The earliest writers that Willan references put to rest the idea that earlier cooks didn’t know their way around the kitchen. Among the recipes Willan cites in Woolley’s chapter are instructions to make almond milk, which may surprise contemporary readers who think almond milk is a recent innovation.
Hannah Glasse (1708-1770) is up next, with her “The Art of Cookery Made Plain and Easy.” Willan seems to have some affection for Glasse, as do most culinary historians I’ve encountered. In gossipy but kind detail, Willan describes Glasse’s life — a feckless husband, hard financial times including a bankruptcy, and more. Yet Glasse’s advice is still germane today, as Willan notes. “At Mrs. Glasse’s suggestion, I still use rosemary to flavor chocolate pudding,” Willan writes, “and a straggly little rosemary bush does surprisingly well on my balcony in north London.”
Amelia Simmons’ “American Cookery” follows Glasse. The author of the first cookbook written by an American using American ingredients, Simmons left no clues about her birth and death dates, Willan notes, but “she was a genuine pioneer” when the first edition was published in 1796. The Simmons chapter benefits from Willan’s deep understanding of culinary history. She describes the equipment that a cook of Simmons’ era would have at hand to cook over an open fire, from the three-legged skillets called spiders to Dutch ovens to spits for roasting. She notes that Simmons offers a variety of sturdy pastries to use to build a pie shell for meat pies for readers who didn’t have pie pans.

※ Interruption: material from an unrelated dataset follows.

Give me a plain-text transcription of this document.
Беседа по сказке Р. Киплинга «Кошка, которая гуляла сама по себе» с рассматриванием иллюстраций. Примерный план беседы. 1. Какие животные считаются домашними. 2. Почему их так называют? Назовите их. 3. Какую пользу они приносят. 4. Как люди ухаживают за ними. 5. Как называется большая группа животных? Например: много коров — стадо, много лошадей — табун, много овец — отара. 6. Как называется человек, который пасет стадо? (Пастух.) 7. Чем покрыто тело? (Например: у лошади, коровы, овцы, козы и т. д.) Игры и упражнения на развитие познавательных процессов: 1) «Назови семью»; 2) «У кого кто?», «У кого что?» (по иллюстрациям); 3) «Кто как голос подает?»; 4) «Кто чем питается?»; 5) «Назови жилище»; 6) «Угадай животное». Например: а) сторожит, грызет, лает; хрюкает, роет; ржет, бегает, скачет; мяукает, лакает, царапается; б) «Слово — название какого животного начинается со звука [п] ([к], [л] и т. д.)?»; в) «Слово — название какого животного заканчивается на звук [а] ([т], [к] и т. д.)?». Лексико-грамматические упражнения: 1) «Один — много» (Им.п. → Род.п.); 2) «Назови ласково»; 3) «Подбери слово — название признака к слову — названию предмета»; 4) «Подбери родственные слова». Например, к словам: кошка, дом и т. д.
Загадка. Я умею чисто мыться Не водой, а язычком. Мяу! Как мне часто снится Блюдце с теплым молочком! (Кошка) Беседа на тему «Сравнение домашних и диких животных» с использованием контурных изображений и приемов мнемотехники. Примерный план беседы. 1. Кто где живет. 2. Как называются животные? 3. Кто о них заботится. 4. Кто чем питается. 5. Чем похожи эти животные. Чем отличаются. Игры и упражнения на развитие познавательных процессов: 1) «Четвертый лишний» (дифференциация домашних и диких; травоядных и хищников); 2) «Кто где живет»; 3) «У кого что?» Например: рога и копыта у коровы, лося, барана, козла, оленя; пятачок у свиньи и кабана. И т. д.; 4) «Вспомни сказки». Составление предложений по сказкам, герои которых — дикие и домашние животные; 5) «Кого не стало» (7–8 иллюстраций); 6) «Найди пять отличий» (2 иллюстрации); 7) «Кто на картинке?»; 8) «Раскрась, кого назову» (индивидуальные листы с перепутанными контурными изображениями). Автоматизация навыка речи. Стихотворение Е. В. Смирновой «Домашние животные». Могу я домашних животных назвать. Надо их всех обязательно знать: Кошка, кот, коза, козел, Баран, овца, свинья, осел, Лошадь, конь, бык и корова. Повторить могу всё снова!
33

Again, Willan commends Simmons’ enduring wisdom: “Her advice on choosing cheese could hardly be bettered today: the inside should be yellow and flavored to your taste,” Willan says. “How right she is, always ask for a tasting.”
Many readers will be less familiar with succeeding early authors, including Maria Rundell (1745-1828), Lydia Child (1802-1880) and Sarah Rutledge (1782-1855). But most contemporary readers will recognize the 20th-century cookbook authors Fannie Farmer, Irma Rombauer, Julia Child, Edna Lewis, Marcella Hazan and Alice Waters. Willan’s summaries of these women’s contributions to American cookery are as intimate and charming as the earlier portraits are. Given her own long history in culinary circles, it’s not surprising that Willan knows many of these latter-day authors well. Whether in the spirit of full disclosure or a mild bit of name-dropping, for example, Willan points out that “Julia Child was a close friend (and a second grandmother to my own children).”
But Willan’s sense of the importance of all 12 of the women she writes about here is even-handedly warm and affectionate. Women cooks, Willan says in the last chapter, “enjoy passing on our knowledge to others.”
Toward that end, she contends that “the criteria for a successful cookbook by a woman has not changed since Hannah Woolley in 1661.” Among those criteria are recipes written clearly (and “preferably with a strong personal voice,” she says), and the need for writing that combines charm “and a clarion call to action in the kitchen.”